The differences in performance can be explained by at least these factors:

  • the write barrier, which isn't easy to elide since we use a polymorphic 'a Vec.t for convenience. Specializing Vec.t on immediate/non-immediate types would certainly help here.
  • more cache misses (since all data in OCaml is stored as 64-bit words on x86_64, whereas minisat uses more compact 32-bit integers everywhere)
  • array bound checking (although we use unsafe_get and unsafe_set quite a lot)
  • more arithmetic for accessing slices in the clause allocator: to get the i-th literal of a clause, we access alloc.memory.(c + 1 + i). The clause c is an offset in the large integer array alloc.memory, and it points to the clause header, followed by literals. In contrast, the C++ version provides a local temporary struct with the header and a direct pointer to the first literal; subsequent accesses to literals are just c.lits[i]. Here rust shines by providing a bound-checked slice whose lifetime is properly limited, preventing the temporary clause struct from becoming stale.
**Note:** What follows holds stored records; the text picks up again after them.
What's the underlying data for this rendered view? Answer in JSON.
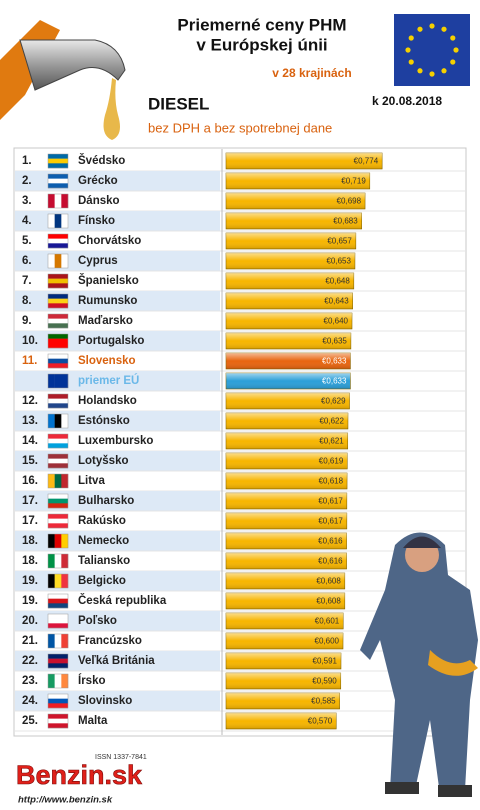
{
  "title_lines": [
    "Priemerné ceny PHM",
    "v Európskej únii"
  ],
  "countries_note": "v 28 krajinách",
  "date": "k 20.08.2018",
  "footer": {
    "issn": "ISSN 1337-7841",
    "logo": "Benzin.sk",
    "url": "http://www.benzin.sk"
  },
  "chart_data": {
    "type": "barh",
    "title": "DIESEL",
    "subtitle": "bez DPH a bez spotrebnej dane",
    "ranks": [
      "1.",
      "2.",
      "3.",
      "4.",
      "5.",
      "6.",
      "7.",
      "8.",
      "9.",
      "10.",
      "11.",
      null,
      "12.",
      "13.",
      "14.",
      "15.",
      "16.",
      "17.",
      "17.",
      "18.",
      "18.",
      "19.",
      "19.",
      "20.",
      "21.",
      "22.",
      "23.",
      "24.",
      "25."
    ],
    "categories": [
      "Švédsko",
      "Grécko",
      "Dánsko",
      "Fínsko",
      "Chorvátsko",
      "Cyprus",
      "Španielsko",
      "Rumunsko",
      "Maďarsko",
      "Portugalsko",
      "Slovensko",
      "priemer EÚ",
      "Holandsko",
      "Estónsko",
      "Luxembursko",
      "Lotyšsko",
      "Litva",
      "Bulharsko",
      "Rakúsko",
      "Nemecko",
      "Taliansko",
      "Belgicko",
      "Česká republika",
      "Poľsko",
      "Francúzsko",
      "Veľká Británia",
      "Írsko",
      "Slovinsko",
      "Malta"
    ],
    "values": [
      0.774,
      0.719,
      0.698,
      0.683,
      0.657,
      0.653,
      0.648,
      0.643,
      0.64,
      0.635,
      0.633,
      0.633,
      0.629,
      0.622,
      0.621,
      0.619,
      0.618,
      0.617,
      0.617,
      0.616,
      0.616,
      0.608,
      0.608,
      0.601,
      0.6,
      0.591,
      0.59,
      0.585,
      0.57
    ],
    "value_labels": [
      "€0,774",
      "€0,719",
      "€0,698",
      "€0,683",
      "€0,657",
      "€0,653",
      "€0,648",
      "€0,643",
      "€0,640",
      "€0,635",
      "€0,633",
      "€0,633",
      "€0,629",
      "€0,622",
      "€0,621",
      "€0,619",
      "€0,618",
      "€0,617",
      "€0,617",
      "€0,616",
      "€0,616",
      "€0,608",
      "€0,608",
      "€0,601",
      "€0,600",
      "€0,591",
      "€0,590",
      "€0,585",
      "€0,570"
    ],
    "bar_colors": [
      "#f7b500",
      "#f7b500",
      "#f7b500",
      "#f7b500",
      "#f7b500",
      "#f7b500",
      "#f7b500",
      "#f7b500",
      "#f7b500",
      "#f7b500",
      "#e8650f",
      "#2b9fd8",
      "#f7b500",
      "#f7b500",
      "#f7b500",
      "#f7b500",
      "#f7b500",
      "#f7b500",
      "#f7b500",
      "#f7b500",
      "#f7b500",
      "#f7b500",
      "#f7b500",
      "#f7b500",
      "#f7b500",
      "#f7b500",
      "#f7b500",
      "#f7b500",
      "#f7b500"
    ],
    "label_colors": [
      "#222",
      "#222",
      "#222",
      "#222",
      "#222",
      "#222",
      "#222",
      "#222",
      "#222",
      "#222",
      "#d9620f",
      "#6ab8e8",
      "#222",
      "#222",
      "#222",
      "#222",
      "#222",
      "#222",
      "#222",
      "#222",
      "#222",
      "#222",
      "#222",
      "#222",
      "#222",
      "#222",
      "#222",
      "#222",
      "#222"
    ],
    "xlim": [
      0.08,
      0.8
    ]
  }
}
The differences in behavior come from discrepancies in the VSIDS heuristics, due to different floating point computations. At some point in non trivial problems, variable activities in the C++ and OCaml versions diverge slightly (after decay and renormalization, which involves a multiplication by 1e-20), which leads to a different variable being picked as a decision.
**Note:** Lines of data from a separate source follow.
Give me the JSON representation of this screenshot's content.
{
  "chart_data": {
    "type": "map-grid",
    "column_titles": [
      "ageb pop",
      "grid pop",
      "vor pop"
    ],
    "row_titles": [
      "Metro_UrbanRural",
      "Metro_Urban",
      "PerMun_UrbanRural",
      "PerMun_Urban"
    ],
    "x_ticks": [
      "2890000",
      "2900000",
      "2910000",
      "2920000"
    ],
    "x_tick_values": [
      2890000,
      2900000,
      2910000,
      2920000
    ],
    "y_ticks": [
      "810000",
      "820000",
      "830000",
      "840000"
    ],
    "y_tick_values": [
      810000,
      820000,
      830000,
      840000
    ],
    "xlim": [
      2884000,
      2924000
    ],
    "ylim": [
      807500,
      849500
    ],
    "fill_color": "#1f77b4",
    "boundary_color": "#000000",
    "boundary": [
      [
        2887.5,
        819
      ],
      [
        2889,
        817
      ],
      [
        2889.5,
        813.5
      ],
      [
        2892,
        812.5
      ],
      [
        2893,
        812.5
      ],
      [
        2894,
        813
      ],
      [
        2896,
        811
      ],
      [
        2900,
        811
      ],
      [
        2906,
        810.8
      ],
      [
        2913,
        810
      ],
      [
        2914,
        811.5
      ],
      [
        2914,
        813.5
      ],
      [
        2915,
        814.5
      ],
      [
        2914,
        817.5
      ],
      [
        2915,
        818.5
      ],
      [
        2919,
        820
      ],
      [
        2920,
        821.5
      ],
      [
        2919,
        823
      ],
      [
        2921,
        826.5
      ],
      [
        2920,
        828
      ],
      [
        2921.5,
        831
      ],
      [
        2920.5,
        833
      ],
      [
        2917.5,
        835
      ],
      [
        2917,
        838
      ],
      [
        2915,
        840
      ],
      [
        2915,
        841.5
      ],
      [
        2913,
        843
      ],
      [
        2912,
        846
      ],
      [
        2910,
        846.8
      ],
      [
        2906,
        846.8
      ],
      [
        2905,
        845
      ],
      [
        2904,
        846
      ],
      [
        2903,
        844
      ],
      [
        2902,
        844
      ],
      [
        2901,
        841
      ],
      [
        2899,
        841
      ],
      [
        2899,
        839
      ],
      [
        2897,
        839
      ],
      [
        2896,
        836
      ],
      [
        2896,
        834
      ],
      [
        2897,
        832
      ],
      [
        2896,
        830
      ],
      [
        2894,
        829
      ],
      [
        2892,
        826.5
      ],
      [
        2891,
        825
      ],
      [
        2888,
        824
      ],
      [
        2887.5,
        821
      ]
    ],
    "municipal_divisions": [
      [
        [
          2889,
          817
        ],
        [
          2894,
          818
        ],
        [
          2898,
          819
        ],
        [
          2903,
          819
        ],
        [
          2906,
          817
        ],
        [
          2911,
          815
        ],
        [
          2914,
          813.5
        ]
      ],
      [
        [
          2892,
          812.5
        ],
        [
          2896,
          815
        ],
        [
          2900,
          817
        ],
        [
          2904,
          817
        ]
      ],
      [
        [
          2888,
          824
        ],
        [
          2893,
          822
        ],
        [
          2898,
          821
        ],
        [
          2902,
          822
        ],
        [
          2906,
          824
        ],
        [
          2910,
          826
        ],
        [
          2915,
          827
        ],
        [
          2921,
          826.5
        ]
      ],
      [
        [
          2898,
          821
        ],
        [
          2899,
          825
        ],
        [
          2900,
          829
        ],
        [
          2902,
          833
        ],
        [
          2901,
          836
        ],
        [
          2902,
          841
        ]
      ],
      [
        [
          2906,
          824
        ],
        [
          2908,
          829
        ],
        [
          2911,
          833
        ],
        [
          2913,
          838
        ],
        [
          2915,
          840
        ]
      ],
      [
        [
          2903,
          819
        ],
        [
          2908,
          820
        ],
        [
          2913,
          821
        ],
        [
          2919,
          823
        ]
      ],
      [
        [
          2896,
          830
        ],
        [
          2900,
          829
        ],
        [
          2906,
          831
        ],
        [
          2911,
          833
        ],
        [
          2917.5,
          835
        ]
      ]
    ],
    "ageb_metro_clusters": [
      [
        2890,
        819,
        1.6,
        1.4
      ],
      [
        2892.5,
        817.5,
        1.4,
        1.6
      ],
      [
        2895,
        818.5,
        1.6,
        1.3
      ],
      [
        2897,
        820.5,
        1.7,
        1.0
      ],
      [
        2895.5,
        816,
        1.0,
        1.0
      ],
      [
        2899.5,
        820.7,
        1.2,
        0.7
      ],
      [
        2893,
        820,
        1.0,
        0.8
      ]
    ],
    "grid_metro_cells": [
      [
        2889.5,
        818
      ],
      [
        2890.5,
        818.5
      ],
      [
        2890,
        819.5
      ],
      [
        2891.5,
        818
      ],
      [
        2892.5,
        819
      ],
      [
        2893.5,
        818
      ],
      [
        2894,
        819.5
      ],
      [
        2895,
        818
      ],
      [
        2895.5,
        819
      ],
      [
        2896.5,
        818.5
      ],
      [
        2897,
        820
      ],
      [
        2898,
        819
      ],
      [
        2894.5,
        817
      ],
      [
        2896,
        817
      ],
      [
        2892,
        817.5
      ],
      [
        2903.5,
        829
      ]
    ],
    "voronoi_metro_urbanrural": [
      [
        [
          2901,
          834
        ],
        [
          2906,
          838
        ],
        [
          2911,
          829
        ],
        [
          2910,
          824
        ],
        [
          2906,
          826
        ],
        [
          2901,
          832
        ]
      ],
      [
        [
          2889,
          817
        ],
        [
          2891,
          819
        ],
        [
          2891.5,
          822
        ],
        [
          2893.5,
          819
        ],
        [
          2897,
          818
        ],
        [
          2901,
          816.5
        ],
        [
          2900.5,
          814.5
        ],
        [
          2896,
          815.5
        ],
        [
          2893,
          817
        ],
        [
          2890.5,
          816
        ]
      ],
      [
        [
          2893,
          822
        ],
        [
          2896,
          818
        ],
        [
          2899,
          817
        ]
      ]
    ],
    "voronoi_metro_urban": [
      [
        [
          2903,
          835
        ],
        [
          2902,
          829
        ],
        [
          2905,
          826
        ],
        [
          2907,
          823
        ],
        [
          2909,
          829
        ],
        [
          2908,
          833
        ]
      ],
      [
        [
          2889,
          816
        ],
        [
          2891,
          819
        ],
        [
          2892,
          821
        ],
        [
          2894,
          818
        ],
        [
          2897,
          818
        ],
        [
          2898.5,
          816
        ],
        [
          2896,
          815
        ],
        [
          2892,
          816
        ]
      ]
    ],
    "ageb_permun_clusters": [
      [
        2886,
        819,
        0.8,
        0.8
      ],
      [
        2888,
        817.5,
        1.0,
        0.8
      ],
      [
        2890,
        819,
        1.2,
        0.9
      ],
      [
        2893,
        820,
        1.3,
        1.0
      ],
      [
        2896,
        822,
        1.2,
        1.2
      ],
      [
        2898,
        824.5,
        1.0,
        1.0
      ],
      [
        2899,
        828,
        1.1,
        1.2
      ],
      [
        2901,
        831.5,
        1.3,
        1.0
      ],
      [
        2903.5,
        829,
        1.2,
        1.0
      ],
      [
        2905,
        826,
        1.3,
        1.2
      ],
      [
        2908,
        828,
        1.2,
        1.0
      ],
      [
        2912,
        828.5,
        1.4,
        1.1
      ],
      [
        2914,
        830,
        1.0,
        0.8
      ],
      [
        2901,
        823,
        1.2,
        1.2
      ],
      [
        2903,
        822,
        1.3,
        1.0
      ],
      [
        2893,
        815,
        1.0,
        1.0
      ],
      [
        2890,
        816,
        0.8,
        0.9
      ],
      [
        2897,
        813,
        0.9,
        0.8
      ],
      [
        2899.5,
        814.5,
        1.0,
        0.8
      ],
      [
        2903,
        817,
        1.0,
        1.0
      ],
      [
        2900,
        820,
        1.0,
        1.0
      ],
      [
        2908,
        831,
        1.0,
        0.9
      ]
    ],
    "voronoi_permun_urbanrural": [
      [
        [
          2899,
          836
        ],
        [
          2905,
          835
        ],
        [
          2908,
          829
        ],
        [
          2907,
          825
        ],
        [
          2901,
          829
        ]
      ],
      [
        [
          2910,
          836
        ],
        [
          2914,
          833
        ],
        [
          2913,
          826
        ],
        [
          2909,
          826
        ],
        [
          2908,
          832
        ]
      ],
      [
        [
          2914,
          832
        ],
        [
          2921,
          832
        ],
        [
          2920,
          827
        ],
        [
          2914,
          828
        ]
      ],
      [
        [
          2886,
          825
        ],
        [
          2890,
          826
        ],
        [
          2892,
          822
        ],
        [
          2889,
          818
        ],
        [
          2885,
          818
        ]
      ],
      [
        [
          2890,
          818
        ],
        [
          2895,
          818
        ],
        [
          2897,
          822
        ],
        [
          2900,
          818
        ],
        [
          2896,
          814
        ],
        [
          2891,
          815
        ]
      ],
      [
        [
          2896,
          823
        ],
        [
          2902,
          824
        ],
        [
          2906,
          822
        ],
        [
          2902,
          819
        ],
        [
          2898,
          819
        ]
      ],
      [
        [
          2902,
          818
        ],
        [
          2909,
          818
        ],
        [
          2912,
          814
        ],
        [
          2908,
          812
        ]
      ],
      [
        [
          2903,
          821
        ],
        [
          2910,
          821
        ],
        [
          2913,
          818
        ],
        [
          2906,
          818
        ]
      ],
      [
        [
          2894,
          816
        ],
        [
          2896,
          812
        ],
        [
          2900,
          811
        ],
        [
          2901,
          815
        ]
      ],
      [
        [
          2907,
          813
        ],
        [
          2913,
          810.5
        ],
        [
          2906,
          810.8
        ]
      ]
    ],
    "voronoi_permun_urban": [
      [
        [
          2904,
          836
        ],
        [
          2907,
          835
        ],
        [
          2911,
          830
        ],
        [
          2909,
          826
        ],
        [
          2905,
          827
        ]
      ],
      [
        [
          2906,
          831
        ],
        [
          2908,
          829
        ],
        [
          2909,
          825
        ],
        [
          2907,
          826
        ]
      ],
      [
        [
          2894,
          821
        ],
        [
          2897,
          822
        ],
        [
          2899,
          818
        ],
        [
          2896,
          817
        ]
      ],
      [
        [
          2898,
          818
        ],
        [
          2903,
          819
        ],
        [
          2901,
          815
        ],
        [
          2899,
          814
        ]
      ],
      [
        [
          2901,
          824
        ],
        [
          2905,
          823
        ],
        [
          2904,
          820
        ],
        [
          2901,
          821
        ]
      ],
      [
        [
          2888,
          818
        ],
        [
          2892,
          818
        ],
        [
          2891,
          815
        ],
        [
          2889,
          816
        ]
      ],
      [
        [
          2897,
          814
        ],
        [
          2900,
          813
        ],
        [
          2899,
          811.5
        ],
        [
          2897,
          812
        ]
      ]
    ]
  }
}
Msat seems to more often die of out-of-memory issues, which is not very surprising as it was never optimized to tackle such challenging workloads — its purpose is to serve as a CDCL(T) backend, not a pure SAT solver.

A sample flamegraph obtained via ./src/scripts/profile.sh _build/default/src/bin/minisat.exe benchs/basic/3bitadd_31.cnf.gz shows the hotspots of the OCaml code (the problem takes ~5.5s to solve).

Notes

the graphs were generated using Alexey Ignatiev's mkplot script.